I am a divorce lawyer in the Rochester area of Oakland County, Michigan. My office is easily accessible to Bloomfield, Clarkston, Birmingham, Lake Orion, Troy, Beverly Hills and Oxford. I often have discussions with people who tell me that he or she would like to file for a change of custody because his or her child has stated that the child would like to come and live with him or her rather than the other parent.
Is a child's preference to change residences from one parent's home to the other parent's home a sufficient reason for the court to modify custody?
The child's preference alone is not sufficient to allow a court to order a change of custody. An example of this is the case of Hernandez v Hernandez, COA 322164, November 18, 2014 (Unpublished). In that case the father brought a motion to modify custody based upon the alleged preference of the children to modify the custody arrangement.
The father alleged that the children expressed their desire to come and reside with him rather than remain with their mother. The father's requested modification of the court's orders would have resulted in a change to the existing custodial environment with the mother and therefore the father had to prove there was a change of circumstances or proper cause to change the custody which directly related to one of the statutory best interest factors. The court does not have to conduct an evidentiary hearing to resolve this issue; it may accept the alleged facts as true and still determine that the party seeking the change has not prevailed and dismiss the motion without further consideration of the child's best interests.
In this case, the court apparently did not find that there was a sufficient factual basis to revisit the custody issue as it refused to conduct an in camera interview of the children to determine their preferences. The Michigan Court of Appeals found that the divorce court judge did not commit reversible error in refusing to interview the children.
First, the child's preference is only one factor in the analysis of the best interest's factors and the court is not required to give the preference much weight. Second, the court stated that a child's preference regarding the custodial parent will rarely justify revisiting a custody determination. The court went on to state that the “preferences of the children may be too easily influenced by the break-up of the marriage and competition for their love between the parents. If the children's changed preferences required the grant of a motion for a new trial, the courts would be encouraging the parents to use their children as pawns in the martial break down. This situation would place undue emotional stress on the children and the parents. The court will do nothing which might encourage immature parents to use their immature offspring in a high stakes game of psychological roulette” or revenge.
This is probably appropriate because it is not proper for the parents to badger a child or attempt to influence the child through guilt, gifts or otherwise and allowing the stated preference of the child to alter the custody arrangement might provide some parents with the motivation to take such action.

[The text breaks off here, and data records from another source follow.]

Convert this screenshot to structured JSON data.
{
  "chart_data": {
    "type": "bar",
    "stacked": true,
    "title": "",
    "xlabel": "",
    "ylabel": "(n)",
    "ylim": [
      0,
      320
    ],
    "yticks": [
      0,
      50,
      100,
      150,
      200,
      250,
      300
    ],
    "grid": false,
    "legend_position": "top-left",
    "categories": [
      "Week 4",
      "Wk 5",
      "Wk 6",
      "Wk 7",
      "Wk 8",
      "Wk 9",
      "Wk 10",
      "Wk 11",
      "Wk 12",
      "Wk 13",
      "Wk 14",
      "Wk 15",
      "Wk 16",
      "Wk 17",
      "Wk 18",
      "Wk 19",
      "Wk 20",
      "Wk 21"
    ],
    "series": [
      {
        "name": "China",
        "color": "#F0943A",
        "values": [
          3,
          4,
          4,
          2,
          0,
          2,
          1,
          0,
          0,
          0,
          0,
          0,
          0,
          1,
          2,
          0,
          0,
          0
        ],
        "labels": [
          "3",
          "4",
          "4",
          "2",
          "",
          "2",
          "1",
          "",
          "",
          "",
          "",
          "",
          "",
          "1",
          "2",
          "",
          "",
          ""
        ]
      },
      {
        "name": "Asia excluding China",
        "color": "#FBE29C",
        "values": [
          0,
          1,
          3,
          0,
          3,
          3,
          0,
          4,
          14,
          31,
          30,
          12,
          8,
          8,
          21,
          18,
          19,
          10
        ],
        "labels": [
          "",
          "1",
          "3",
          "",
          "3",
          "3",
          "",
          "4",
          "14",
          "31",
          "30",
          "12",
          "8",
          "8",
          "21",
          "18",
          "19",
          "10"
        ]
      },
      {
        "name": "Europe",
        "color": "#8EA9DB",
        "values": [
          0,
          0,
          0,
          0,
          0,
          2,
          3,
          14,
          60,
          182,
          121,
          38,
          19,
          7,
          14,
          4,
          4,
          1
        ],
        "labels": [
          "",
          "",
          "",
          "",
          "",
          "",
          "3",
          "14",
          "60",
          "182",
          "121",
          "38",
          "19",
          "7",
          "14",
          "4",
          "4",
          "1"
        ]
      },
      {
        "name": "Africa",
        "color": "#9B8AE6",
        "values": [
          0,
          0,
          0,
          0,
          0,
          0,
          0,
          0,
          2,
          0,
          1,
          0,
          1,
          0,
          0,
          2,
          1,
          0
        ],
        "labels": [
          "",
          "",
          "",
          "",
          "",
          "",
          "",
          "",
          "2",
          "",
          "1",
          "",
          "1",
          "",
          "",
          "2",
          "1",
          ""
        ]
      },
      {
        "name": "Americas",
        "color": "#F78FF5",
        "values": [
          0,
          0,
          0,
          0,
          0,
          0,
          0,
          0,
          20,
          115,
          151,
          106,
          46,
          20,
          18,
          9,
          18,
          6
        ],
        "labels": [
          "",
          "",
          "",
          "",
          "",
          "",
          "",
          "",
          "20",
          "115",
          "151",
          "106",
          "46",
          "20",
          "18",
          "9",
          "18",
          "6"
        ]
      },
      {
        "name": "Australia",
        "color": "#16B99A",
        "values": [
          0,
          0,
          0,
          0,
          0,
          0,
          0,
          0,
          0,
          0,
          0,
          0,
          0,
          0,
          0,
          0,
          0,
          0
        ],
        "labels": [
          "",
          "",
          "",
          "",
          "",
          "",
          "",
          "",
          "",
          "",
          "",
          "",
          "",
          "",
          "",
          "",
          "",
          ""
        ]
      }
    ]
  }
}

While this is true, unfortunately, there are still many parents that will do this regardless of whether it will cause a change in custody. There are also cases where it might be better for the child to move-in with the other parent even where there is not sufficient basis for a court to order a modification of custody.
The long and short of this is that these are complicated issues and the court will not grant a change of custody based solely upon the desire of the child to move into the home of the other parent. However, depending on the age of the child and the circumstances, the parents may want to consider voluntarily stipulating to an order for a temporary change of custody. If the parties stipulate to such an order, then the divorce courts in Oakland County will most likely sign the order and allow the change.